Sea turtle with globe

Welcome to the World Turtle Trust

Linking People and Sea Turtles Around the Globe

In 1989, Roz Rapozo and Laura Sasaki traveled from Hawaii to Costa Rica for an adventure. And they got one! They happened across Playa Grande beach, and learned from locals about the giant leatherback turtles that nested there, and how the beach was being threatened by development. Upon returning to Hawaii, they decided to take action, and, with zero experience in conservation, non-profits, and film-making, formed The Honu Project, with an initial mission to make a documentary about the plight of leatherbacks in Costa Rica.

Over the next decade, The Honu Project produced three video documentaries that carried the story of sea turtles to audiences around the world. For All Time helped convince the Costa Rican government to establish a national park for leatherback turtles at Playa Grande. Fall of the Ancients shed light on the mysterious disease devastating Hawaii's green sea turtles. And Red Turtle Rising, winner of the Hawaii Film and Video Maker award at the 1999 Hawaii International Film Festival, turned a camera on the determined volunteers who show up season after season to protect nesting turtles on a remote Big Island beach.

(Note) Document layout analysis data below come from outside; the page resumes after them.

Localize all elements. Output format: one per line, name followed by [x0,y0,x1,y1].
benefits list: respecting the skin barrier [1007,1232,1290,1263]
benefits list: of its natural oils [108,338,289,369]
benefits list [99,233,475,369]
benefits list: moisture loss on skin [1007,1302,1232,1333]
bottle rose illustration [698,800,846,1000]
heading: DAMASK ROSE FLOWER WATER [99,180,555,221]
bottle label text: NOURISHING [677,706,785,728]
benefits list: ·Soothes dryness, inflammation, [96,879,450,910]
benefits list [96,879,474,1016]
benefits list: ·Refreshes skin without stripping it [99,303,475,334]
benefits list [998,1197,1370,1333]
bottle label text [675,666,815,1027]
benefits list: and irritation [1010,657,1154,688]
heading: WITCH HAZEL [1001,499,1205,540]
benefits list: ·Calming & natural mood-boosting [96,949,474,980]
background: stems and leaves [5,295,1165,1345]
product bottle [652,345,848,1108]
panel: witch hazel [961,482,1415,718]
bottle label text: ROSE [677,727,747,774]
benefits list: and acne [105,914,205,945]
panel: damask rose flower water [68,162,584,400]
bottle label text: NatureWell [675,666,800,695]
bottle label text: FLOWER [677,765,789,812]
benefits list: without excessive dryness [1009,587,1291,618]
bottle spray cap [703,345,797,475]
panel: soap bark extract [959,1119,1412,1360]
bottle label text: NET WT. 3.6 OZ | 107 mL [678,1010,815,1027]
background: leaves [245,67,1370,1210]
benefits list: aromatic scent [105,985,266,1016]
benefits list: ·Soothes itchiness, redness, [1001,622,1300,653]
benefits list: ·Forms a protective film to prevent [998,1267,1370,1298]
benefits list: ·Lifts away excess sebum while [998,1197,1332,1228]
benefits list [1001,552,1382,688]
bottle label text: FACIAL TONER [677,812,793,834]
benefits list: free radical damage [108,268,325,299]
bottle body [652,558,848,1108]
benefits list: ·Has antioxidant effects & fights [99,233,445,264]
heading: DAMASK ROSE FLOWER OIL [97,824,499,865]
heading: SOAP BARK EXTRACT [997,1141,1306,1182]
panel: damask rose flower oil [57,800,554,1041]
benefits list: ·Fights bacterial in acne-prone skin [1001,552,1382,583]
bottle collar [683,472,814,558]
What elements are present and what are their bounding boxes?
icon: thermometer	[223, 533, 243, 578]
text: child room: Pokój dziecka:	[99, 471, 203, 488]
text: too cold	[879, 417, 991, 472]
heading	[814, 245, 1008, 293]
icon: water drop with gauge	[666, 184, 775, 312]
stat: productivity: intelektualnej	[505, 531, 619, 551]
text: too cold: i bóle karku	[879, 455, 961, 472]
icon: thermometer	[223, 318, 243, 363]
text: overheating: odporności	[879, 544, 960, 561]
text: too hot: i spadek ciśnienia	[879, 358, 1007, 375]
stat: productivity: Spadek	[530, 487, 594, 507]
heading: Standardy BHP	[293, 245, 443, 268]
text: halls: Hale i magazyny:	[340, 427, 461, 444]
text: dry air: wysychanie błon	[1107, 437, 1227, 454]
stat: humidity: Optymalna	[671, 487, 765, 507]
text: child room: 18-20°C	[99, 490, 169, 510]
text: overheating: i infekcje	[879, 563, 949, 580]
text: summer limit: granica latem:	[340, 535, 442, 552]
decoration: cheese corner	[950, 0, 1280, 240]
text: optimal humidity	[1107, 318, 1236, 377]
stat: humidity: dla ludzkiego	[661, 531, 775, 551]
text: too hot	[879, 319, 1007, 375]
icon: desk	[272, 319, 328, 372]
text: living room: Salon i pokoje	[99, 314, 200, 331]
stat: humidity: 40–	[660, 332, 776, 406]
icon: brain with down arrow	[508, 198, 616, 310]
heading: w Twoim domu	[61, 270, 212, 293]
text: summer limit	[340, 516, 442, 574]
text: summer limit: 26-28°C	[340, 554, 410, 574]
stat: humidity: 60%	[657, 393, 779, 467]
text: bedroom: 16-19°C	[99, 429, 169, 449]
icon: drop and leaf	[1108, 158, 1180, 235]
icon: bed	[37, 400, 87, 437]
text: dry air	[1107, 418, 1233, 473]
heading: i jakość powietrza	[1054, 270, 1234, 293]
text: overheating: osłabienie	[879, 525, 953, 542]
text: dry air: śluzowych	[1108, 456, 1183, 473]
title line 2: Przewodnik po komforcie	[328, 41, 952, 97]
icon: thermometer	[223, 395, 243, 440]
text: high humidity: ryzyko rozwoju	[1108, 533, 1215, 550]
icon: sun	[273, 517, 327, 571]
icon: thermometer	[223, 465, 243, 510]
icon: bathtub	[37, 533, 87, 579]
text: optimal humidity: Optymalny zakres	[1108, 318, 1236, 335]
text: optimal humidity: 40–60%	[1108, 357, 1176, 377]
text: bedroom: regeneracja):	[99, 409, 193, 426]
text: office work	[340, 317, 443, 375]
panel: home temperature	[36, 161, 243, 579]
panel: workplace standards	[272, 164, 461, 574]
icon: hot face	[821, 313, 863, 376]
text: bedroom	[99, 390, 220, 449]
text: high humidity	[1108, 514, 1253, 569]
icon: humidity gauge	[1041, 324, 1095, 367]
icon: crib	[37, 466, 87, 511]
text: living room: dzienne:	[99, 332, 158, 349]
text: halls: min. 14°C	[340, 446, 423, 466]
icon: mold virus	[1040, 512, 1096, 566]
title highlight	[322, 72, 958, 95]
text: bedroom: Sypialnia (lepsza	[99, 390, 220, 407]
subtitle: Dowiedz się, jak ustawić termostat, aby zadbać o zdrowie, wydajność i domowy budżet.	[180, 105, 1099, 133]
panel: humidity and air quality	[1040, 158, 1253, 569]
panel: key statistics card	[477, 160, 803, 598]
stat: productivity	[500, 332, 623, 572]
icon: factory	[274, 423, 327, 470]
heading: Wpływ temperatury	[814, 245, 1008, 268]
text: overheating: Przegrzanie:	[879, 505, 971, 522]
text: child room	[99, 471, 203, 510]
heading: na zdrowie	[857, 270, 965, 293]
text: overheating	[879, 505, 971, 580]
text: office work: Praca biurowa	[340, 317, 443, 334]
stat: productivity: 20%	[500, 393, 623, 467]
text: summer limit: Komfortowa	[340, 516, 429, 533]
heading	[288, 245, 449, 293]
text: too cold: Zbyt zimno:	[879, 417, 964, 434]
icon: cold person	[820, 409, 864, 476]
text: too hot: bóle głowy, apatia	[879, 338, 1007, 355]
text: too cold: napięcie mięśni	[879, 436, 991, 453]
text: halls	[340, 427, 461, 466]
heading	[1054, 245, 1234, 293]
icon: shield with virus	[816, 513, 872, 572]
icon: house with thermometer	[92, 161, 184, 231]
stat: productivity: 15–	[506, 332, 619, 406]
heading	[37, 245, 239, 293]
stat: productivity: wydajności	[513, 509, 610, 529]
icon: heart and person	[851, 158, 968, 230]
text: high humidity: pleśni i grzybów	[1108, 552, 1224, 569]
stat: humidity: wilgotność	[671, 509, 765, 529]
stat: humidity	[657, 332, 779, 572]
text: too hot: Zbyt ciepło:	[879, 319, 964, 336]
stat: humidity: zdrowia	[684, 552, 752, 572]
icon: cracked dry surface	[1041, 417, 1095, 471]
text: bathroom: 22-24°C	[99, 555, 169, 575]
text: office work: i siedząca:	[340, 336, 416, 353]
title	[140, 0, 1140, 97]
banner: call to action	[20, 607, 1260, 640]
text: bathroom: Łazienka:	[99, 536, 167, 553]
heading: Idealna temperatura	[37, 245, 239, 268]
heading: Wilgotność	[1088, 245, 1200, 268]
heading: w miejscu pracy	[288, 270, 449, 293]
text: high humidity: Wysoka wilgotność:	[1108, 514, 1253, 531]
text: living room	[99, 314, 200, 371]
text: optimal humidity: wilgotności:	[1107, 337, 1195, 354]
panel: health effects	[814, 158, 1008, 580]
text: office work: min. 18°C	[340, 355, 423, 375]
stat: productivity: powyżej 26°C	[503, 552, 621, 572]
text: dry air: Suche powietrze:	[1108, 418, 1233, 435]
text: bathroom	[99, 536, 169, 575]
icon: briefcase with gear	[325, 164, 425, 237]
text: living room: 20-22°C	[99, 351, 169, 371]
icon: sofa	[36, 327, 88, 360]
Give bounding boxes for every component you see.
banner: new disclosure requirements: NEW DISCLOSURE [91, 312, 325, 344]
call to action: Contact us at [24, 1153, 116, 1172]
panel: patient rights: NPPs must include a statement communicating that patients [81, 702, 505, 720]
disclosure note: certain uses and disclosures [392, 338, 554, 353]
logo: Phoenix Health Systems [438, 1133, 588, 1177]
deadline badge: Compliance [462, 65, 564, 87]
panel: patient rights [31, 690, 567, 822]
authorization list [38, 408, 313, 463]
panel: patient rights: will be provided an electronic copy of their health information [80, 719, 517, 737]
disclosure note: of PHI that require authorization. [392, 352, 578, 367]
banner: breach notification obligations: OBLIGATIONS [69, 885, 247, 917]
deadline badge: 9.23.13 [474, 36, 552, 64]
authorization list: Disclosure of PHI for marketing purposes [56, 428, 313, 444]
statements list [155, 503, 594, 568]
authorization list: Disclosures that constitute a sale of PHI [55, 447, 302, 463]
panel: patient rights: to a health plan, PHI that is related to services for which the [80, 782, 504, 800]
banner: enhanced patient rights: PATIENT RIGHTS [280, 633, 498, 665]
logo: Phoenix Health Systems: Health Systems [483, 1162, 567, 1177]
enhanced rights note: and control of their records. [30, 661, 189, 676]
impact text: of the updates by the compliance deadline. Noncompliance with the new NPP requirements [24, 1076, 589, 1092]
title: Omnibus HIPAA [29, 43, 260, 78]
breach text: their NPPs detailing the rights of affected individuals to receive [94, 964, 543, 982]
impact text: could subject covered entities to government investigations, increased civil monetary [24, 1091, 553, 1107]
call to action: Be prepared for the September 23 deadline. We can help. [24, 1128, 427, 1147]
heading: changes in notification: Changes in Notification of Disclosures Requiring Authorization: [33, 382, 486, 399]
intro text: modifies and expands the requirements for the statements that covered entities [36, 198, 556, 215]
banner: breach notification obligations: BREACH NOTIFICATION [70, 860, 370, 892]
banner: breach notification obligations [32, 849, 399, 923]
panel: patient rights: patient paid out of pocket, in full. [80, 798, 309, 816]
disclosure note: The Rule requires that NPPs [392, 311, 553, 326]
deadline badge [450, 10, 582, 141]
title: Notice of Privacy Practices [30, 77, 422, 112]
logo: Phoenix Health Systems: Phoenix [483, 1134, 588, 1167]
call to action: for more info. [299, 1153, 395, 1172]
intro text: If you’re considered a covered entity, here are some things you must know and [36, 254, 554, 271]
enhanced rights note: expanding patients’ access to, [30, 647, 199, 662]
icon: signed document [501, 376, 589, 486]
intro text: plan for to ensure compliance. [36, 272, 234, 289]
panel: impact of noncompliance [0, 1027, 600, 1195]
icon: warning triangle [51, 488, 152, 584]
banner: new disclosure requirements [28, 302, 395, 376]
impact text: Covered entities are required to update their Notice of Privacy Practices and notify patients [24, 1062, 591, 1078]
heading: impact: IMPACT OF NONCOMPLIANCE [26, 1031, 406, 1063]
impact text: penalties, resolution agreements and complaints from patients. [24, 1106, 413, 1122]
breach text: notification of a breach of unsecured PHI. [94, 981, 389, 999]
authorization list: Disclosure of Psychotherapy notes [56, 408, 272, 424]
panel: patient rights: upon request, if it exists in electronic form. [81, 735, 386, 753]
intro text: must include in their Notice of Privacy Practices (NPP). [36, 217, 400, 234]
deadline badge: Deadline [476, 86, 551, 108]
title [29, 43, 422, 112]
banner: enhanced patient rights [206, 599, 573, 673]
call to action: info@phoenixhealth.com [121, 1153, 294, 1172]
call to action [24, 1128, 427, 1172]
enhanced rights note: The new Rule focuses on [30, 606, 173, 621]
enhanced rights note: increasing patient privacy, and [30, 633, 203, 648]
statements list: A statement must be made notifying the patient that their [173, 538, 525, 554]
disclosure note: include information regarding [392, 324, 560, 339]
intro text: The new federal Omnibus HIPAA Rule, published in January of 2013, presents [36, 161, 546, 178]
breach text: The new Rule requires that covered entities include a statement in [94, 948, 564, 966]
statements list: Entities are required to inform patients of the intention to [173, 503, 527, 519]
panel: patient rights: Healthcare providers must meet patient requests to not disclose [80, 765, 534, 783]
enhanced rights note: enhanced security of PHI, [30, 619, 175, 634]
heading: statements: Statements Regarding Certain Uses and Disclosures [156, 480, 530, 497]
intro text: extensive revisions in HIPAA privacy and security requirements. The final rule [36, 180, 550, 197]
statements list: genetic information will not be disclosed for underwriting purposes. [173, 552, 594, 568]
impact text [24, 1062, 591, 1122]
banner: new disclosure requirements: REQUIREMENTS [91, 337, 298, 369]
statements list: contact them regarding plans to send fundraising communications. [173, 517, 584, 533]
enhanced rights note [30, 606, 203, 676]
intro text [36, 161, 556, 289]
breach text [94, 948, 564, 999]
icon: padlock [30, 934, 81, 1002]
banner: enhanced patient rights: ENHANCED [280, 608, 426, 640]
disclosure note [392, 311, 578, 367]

In 2003, the Honu Project took a new name, the World Turtle Trust, who's mission was to act as a funding link between donors and small sea turtle conservation efforts around the world. Today the World Turtle Trust supports just two programs close to its heart: the Kamehame Beach Hawksbill Monitoring Program on the Big Island of Hawaii, which safeguards one of the few remaining nesting sites for critically endangered hawksbill turtles, and the Costa Rica Leatherback Project, which tracks and protects the ancient leatherbacks that return each year to the beaches of Costa Rica.